Recipe:

- 40ml Hayman's London dry gin

- 20ml fresh lemon juice

- 15ml amaro (preferably Montenegro)

- 10ml Amontillado sherry

- 10ml apricot liqueur

- 5ml orgeat

Shake everything with ice until sufficiently chilled. Strain into a prechilled cocktail glass, garnish with rose petals or another edible flower.


DEUTSCH | ENGLISH

A very drinkable and at the same time exciting drink, the mini portion of orgeat contributes to a hint of creaminess in the body, otherwise it is dominated by freshness, apricot sweetness and dry nuts, wonderful. Based on my preferences, I would increase the amount of Amontillado to 15ml for that tad more dryness. Also one of the recipes on DG where I would love to know how far Mr. Difford has deviated from the original. He writes that it is from the source mentioned below, the world-famous Atlas Bar in Singapore, which I think is brilliant per se.

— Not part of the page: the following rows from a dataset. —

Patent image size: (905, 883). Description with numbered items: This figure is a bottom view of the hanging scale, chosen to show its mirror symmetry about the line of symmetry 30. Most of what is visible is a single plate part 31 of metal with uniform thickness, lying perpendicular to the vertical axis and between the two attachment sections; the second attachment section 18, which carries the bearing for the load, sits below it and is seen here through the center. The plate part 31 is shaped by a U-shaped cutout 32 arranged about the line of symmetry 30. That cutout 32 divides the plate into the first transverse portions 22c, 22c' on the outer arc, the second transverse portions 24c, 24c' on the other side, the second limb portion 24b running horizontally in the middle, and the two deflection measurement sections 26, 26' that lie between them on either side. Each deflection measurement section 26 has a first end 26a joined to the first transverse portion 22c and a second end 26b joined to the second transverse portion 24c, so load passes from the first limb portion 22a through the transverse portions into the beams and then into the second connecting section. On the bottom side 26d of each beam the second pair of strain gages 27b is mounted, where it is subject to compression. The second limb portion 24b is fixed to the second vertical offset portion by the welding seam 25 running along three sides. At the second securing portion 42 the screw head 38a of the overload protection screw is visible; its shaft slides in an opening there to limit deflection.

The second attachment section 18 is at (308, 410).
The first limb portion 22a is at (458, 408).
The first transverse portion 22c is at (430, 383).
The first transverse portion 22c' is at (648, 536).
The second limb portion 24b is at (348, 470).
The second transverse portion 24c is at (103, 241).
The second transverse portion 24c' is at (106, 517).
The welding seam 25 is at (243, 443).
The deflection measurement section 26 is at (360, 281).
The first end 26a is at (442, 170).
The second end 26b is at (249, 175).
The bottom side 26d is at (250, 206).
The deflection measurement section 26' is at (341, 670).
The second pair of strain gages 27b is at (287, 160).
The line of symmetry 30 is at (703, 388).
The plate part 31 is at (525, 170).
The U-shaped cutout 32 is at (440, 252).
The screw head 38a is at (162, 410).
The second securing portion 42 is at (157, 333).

At the same time, it's almost hard to believe that they serve such a "simple" drink. On the other hand, it is a bit older and it doesn't seem impossible. It's annoying that there's absolutely nothing else about the drink online, and when it comes to "Amaro", for example, Difford himself only writes "e.g. Montenegro", so was he not even aware of what was in the original? Nonino Amaro or other lighter-colored Amaros would certainly also make good test candidates for substitution. Either way, an absolute recommendation!